Le rôle de Titus, un des plus grands est d’une incroyable complexité. Être de principe en action et mouvement, il fallut chercher l’équilibre, pour ne pas « oublier la problématique initiale du récit : la question de l’intime et de la raison d’état ». La résolution de l’Acte II vient de Titus qui finit par gracier Sesto et préfère en effet, gagner la confiance du royaume par l’amour, qu’on lui retire l’Empire où donne un autre coeur, car il ne veut, en définitif pas du sang d’un autre citoyen, préférant être jugé sur sa pitié que sur sa sévérité.

Les autres personnages

Les autres personnages de cet opéra délivrent aussi une performance incroyable, Amaya Dominguez interprétant Sesto où Ambroisine Bré campant Annio, toutes deux déguisées en homme, font jeu égal. Il est à noter que les deux personnages étant à la base voués à être interprétés par des castras, leur interprétation est à la hauteur de la partition. Juliette Raffin-Gay dans le rôle de Servilia et Marc Boucher dans le rôle de Publio, le capitaine de la garde romaine, délivrent également une prestation impeccable. Moins présent, ils permettent de donner le relief à la psychée des autres personnages et d’accentuer la dramaturgie.

Notons que la mezzo-soprano Ambroisine Bré est nommé cette année pour les Victoires de la musique classique dans la catégorie « révélation artistique de l’année ». Alors tous à vos écrans, les Victoires de la Musique Classique 2019 se tiendront le 13 février sur la Grande Scène de la Seine Musicale à Boulogne-Billancourt (92). La soirée, présentée par Leïla Kaddour et Judith Chaine, sera diffusée en direct à partir de 20h55 sur France 3 et France Musique.
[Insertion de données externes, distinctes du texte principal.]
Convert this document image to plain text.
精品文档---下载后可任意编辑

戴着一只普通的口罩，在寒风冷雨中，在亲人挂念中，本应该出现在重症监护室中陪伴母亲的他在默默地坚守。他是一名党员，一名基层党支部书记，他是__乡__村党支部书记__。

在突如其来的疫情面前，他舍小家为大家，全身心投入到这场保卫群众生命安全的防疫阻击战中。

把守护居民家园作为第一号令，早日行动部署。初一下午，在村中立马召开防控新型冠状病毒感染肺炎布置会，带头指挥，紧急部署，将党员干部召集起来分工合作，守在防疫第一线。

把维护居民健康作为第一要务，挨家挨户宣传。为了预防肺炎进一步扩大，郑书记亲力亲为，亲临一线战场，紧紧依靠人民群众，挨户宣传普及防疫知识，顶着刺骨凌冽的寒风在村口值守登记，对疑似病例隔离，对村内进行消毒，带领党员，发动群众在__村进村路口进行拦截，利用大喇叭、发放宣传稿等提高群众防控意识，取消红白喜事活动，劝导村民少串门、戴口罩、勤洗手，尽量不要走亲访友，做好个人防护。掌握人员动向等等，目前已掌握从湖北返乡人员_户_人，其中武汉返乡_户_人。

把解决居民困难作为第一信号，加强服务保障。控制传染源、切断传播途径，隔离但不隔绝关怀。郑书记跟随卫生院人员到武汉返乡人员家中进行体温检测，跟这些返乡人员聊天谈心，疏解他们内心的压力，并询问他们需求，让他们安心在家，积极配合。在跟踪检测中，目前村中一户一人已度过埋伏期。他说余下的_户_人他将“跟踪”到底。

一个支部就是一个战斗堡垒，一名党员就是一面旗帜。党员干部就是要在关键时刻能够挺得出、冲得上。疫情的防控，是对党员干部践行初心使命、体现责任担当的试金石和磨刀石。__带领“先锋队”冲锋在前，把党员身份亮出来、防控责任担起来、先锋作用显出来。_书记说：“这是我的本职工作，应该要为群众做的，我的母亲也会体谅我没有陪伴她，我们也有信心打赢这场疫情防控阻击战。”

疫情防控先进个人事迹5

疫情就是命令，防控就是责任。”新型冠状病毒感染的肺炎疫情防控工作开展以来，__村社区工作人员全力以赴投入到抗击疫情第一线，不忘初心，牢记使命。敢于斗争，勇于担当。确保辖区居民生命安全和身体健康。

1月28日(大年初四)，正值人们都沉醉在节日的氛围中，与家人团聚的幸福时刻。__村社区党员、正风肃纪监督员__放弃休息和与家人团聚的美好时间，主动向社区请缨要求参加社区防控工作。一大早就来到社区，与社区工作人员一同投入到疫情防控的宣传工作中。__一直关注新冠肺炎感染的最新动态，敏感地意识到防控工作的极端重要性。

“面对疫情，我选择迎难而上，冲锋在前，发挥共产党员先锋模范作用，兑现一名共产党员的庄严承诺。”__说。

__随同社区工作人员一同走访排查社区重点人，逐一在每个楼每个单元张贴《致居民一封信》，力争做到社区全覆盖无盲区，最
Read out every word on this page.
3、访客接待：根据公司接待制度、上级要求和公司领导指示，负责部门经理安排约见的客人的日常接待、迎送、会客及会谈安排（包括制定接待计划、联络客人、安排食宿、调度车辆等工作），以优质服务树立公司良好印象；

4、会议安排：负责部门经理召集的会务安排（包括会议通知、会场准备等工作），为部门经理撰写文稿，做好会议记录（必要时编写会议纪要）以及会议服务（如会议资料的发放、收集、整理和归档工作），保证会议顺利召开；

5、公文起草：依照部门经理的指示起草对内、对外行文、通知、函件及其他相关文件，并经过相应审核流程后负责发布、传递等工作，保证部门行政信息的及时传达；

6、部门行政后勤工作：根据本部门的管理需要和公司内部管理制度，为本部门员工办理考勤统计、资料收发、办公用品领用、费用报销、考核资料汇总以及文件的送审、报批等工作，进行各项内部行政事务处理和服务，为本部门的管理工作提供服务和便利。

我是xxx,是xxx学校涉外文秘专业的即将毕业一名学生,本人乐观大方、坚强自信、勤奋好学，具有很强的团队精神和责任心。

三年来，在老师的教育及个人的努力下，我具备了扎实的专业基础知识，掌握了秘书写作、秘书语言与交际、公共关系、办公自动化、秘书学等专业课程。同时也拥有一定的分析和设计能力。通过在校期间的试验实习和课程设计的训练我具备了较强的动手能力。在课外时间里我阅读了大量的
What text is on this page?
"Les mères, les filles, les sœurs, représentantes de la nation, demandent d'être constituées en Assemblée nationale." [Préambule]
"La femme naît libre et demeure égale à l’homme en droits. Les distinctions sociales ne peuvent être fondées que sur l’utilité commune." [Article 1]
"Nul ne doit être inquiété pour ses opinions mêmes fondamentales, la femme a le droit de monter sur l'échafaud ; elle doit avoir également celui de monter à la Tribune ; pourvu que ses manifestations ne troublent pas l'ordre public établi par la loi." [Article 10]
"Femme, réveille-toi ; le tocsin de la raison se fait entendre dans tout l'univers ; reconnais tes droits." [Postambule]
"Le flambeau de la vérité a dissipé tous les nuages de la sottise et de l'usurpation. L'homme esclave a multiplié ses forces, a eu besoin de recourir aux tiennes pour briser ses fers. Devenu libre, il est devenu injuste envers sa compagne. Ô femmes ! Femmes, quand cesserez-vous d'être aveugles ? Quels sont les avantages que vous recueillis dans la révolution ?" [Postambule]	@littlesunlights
Au final, nous pourrions laisser le mot de la fin à Christian Schiaretti, ce fut « une des dernières productions conçues et programmées par Jean-Claude Malgoire » qui fut présent « tel un fantôme, à chaque instant » selon les mots du metteur en scène. Ce dernier avait un talent indéniable pour trouver des œuvres atypiques et retrouver chaque saison la passion du défi. La journée se termine, pour rendre hommage à ce grand homme, sur un soupir, emprunté au langage musical.